Вообще-то Феде и в Песчанке хорошо — Волга близко, озера в займище, купайся хоть все лето или рыбу лови. Федя плавает по-всякому: и на боку, и на спине. Воложку туда и обратно переплывает свободно, а ведь это все шестьсот-восемьсот метров!
Воложка — рукав Волги, на котором стоит поселок Песчанка. Летом рукав пересыхает у входа и выхода в Волгу, а весной, в разлив к майскому празднику, по воложке в районный центр Песчанку проходят с Волги буксиры с баржами, катера и даже большие пассажирские пароходы.
Конечно, на новом месте, куда привез отец свою семью, нет садов, за Песчанкой начинается открытая, ровная степь. И лесов нет. Летом на поселок опускается такой зной, что по пыльным песчаным улицам босиком ходить нельзя — так нагревает солнце землю. И травы на улицах нет совсем, земля голая, потому что мало дождей. Но зато в конце лета на бахчах в степи вырастают такие сладкие арбузы, дыни! В Выезде никогда не видывали таких! Особенно те, что полосатые, как в тельняшках, мелитопольские. Кончик ножа воткнешь — арбуз сам раскалывается пополам: на, ешь меня, вон я какой красный да сладкий, да прохладный!

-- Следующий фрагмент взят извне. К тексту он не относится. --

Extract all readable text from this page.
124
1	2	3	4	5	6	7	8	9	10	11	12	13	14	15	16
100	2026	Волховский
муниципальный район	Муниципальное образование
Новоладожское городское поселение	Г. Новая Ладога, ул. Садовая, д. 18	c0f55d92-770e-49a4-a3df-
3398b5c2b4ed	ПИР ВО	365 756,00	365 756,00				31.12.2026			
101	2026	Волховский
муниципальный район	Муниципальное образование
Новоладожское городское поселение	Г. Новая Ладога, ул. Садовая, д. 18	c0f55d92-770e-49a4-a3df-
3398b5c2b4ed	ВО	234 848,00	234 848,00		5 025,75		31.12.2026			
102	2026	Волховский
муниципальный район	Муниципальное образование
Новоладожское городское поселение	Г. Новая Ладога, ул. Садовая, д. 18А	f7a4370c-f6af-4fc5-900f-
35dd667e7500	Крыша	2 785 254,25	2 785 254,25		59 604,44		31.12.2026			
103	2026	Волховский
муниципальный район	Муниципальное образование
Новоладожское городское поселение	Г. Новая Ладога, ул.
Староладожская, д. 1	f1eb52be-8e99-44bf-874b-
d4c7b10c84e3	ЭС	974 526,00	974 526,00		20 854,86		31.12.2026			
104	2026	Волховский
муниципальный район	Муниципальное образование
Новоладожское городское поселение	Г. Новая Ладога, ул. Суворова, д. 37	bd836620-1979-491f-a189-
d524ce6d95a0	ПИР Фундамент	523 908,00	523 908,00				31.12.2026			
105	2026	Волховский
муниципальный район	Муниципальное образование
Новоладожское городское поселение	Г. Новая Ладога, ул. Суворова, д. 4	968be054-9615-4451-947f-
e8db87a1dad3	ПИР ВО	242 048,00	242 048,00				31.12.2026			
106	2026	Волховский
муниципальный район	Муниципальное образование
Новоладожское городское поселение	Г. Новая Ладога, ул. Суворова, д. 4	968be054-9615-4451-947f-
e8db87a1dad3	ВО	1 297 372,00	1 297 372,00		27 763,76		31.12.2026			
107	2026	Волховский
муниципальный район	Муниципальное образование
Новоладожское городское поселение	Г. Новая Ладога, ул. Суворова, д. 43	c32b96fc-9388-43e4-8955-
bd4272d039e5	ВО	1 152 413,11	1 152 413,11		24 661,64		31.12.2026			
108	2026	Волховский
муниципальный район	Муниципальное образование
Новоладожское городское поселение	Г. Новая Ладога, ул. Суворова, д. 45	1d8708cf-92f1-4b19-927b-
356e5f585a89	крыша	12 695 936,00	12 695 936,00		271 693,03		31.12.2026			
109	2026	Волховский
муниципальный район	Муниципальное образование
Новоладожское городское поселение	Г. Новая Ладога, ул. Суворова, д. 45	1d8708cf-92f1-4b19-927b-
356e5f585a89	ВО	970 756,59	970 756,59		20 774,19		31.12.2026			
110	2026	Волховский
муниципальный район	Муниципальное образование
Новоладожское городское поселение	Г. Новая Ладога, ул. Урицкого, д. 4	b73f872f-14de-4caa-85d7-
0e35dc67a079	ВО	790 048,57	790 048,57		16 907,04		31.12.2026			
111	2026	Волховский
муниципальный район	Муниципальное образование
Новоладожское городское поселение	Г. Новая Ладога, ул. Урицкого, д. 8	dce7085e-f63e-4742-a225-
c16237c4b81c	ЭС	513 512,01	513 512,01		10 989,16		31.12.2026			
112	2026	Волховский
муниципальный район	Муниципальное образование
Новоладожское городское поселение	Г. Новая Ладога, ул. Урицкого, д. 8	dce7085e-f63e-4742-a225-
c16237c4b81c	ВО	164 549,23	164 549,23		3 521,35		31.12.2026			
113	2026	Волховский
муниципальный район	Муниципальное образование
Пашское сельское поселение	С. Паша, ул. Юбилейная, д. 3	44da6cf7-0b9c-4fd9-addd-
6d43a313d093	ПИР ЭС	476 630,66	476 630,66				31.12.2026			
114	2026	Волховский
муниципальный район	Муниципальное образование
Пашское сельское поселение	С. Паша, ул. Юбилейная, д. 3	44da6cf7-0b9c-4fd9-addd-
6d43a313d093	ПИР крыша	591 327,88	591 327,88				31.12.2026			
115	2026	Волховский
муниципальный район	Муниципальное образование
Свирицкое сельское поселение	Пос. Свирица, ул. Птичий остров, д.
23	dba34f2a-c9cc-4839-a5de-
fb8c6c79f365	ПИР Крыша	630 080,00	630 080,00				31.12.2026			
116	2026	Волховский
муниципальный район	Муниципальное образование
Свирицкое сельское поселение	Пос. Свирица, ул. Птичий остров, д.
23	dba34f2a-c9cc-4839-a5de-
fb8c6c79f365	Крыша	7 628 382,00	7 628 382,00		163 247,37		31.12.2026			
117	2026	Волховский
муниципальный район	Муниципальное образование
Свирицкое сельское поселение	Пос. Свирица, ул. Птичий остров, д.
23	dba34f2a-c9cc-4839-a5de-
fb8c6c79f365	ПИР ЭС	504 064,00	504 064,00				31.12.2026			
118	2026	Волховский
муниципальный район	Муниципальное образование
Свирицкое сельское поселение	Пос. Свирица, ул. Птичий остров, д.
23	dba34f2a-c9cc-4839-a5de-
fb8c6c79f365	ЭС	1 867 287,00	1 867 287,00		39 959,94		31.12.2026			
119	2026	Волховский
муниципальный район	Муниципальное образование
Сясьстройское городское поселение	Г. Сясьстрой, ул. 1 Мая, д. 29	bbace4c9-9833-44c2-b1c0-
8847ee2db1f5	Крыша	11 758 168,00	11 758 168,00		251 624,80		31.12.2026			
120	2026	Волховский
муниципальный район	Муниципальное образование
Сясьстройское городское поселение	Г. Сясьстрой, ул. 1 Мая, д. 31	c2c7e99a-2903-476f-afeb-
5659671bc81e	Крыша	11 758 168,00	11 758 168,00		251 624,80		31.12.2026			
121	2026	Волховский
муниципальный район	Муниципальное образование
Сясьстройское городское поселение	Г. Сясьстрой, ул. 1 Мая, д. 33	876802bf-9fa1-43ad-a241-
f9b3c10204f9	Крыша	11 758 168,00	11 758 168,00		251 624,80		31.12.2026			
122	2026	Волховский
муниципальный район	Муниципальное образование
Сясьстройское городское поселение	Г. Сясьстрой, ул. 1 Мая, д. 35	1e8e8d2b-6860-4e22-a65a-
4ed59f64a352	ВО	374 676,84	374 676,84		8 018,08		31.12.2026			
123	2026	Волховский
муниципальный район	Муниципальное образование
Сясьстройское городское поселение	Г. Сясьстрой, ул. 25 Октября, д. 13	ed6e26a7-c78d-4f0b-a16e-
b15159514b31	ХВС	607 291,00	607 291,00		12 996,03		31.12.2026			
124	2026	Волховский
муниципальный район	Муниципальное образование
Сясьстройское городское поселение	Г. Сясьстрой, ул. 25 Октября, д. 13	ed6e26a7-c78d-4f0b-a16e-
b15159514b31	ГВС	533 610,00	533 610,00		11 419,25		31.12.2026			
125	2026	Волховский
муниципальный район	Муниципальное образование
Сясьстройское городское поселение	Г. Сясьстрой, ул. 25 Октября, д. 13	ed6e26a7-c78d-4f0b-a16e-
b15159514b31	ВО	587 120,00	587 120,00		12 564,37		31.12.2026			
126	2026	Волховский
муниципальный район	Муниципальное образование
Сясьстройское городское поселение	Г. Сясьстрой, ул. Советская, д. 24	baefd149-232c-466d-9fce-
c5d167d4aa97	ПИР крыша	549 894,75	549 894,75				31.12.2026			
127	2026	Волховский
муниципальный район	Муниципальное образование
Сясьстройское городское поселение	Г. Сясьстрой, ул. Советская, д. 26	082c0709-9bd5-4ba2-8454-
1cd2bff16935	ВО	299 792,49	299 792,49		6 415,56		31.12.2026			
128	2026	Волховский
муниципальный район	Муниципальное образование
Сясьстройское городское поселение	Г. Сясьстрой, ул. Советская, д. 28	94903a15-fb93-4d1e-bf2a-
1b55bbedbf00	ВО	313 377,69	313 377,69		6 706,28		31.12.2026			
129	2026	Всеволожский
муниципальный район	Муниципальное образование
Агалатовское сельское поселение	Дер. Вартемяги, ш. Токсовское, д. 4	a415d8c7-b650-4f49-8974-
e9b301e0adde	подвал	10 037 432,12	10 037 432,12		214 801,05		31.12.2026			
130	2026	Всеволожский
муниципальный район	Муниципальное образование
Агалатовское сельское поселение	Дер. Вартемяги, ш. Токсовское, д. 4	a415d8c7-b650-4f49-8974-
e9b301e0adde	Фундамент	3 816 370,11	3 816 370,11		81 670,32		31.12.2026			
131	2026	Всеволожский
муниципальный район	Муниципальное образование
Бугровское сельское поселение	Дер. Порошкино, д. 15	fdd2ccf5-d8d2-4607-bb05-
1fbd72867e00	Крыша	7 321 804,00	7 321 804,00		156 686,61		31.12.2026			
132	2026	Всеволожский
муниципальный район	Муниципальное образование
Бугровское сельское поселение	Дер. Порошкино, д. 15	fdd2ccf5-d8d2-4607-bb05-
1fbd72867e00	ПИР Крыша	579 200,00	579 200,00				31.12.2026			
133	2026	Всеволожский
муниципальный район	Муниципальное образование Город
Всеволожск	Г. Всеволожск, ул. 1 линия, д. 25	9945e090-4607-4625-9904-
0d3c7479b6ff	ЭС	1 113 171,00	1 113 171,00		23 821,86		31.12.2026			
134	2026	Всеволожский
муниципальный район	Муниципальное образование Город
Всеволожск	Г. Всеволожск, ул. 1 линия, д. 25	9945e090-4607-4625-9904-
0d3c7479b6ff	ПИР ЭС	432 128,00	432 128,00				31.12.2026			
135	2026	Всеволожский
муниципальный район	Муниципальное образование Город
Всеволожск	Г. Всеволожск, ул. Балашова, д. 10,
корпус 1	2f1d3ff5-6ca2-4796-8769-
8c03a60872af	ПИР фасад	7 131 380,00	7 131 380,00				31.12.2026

Нет, в Выезде арбузов не увидишь!.. Но и там, конечно, много интересного. В лес можно пойти. Леса прямо сразу за деревней. А в них и грибы, и земляника на полянках, и орехов можно набрать полную пазуху. Как-то, Федя это хорошо помнит, ходил он с отцом и матерью далеко, километров за семь, за голубикой. Много нарвали тогда ягод! Правда, Федю донимали комары, и он, в конце концов, стал реветь, по тогда ему всего-то было лет пять-шесть.
Еще нравится Феде в Выезде, когда гремит гром и идет дождь. И жутковато от грохота грома, сверканья молний, и тревожно и в то же время очень интересно смотреть, как ливень обрушивается на деревья, на траву. «Как из ведра» — говорят о таком дожде. И он на самом деле — как если бы из ведра лили откуда-то сверху. Только ведро, наверное, огромное. Можно выбежать из сеней на мокрую прохладную траву, в лужу на траве и топать босиком по шелковистой бархатной зелени. Дедушка Василий, помнит Федя, выталкивал, мальцов внуков под дождь, шумел: «Давай, давай под дождь, расти надо!»
А еще есть за деревней сосновый бор. Торжественные, как колонны, стволы деревьев, кладбище рядом. И сосны, поскрипывающие желтыми прямыми стволами, и кресты на могилах — это было одно целое, и Федю сюда тоже влекло что-то. Может, нравилось ему слушать ветер наверху и бродить между великанов деревьев.
Сравнивая Выезд и Песчанку, словно выбирая, что ему дороже, Федя совсем забылся.
— Гу-у-у-у-у! — заревел пароход.
Незнакомый великан город наплывал огромным речным вокзалом, который показался Феде еще красивее, чем в Ульяновске. Первый этаж большой и длинный, второй поменьше, а на нем возвышается стеклянная башенка. «Наверное, это маяк», — подумал Федя. Ему хотелось, чтобы «Чайковский» пристал к причалу у вокзала. Но пароход стал почему-то у маленькой пристанешки.